Appel à la défiscalisation des pensions alimentaires pour plus de justice sociale

Ce jeudi 22 mai, la Fondation des Femmes a publié une tribune, signée par plusieurs associations, dont la CLEF, pour demander au gouvernement de rétablir la mesure de défiscalisation des pensions alimentaires, votée à l’Assemblée nationale en octobre 2024 mais suspendue par une censure gouvernementale. Cette mesure vise une justice fiscale et sociale plus équitable pour les mères isolées.

Quel est le constat de la situation des familles monoparentales en France ?

En France, une famille sur quatre est monoparentale, et dans 82 % des cas, c’est une femme qui en a la charge, le plus souvent avec une garde exclusive (8 cas sur 10).
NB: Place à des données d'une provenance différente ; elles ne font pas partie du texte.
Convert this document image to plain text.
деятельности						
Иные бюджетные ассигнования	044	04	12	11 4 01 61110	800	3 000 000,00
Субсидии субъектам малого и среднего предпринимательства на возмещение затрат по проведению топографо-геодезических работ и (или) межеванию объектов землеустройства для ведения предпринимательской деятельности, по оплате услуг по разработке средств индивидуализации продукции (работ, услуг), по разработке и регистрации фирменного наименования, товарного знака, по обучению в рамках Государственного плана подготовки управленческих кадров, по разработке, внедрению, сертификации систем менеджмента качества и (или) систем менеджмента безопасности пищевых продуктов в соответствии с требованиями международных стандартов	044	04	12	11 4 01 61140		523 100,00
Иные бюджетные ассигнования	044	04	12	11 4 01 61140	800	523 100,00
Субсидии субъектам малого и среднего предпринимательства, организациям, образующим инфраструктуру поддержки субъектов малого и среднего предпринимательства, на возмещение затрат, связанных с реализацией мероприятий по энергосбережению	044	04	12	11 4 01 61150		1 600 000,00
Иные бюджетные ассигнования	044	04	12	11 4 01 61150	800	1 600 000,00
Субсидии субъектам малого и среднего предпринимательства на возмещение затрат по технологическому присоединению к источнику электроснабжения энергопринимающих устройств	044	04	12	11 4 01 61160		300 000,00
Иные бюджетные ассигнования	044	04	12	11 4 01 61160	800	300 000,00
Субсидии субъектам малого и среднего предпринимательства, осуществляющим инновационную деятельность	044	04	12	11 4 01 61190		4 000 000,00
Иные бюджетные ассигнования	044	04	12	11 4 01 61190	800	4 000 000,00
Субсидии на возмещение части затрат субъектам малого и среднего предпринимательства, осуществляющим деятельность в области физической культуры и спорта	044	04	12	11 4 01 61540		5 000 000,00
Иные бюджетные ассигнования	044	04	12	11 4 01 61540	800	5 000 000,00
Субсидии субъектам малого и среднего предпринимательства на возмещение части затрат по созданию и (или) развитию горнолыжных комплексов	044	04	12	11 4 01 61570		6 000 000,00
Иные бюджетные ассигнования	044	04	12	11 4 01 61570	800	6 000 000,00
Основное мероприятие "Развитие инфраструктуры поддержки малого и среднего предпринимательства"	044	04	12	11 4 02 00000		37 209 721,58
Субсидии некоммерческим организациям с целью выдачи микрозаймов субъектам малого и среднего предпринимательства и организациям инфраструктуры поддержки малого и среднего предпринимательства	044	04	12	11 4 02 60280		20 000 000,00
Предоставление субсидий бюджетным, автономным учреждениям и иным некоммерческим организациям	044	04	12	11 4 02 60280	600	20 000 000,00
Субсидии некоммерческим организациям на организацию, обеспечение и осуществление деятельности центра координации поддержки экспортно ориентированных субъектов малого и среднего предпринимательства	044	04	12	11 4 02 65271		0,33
De ce fait, comme le rappelait le rapport “Le coût d’être mère” de la Fondation des Femmes en 2023, après la séparation, 97% des pensions alimentaires – destinées à contribuer à l’entretien et à l’éducation des enfants – doivent être versées par le père.

Pour information, le montant moyen d’une pension alimentaire en France s’élève à seulement 190 €, alors que le coût estimé des dépenses pour élever un enfant atteint 625 € par mois. Cela signifie que la pension ne couvre en réalité qu’un tiers des besoins de l’enfant, 70% des charges sont donc assumées par d’autres sources financières (cela peut être la mère, les aides sociales, la famille…)

En définitive, le niveau de vie des mères chute de 25% après la séparation. Elles se retrouvent à assumer la majorité des besoins de leurs enfants, alors même qu’elles rencontrent davantage de difficultés sur le marché du travail : elles sont plus touchées par le chômage, occupent plus souvent des emplois à temps partiel que les mères vivant en couple et sont davantage concernées par les contrats précaires.

Par conséquent, cette précarité de la mère se répercute automatiquement sur l’enfant. En effet, près d’un enfant sur deux vivant avec sa mère seule vit en situation de pauvreté (46 %). Par exemple, en 2022, selon l’INSEE, une famille monoparentale avec un enfant de moins de 14 ans est considérée comme pauvre si son revenu est inférieur à 1 581 € par mois.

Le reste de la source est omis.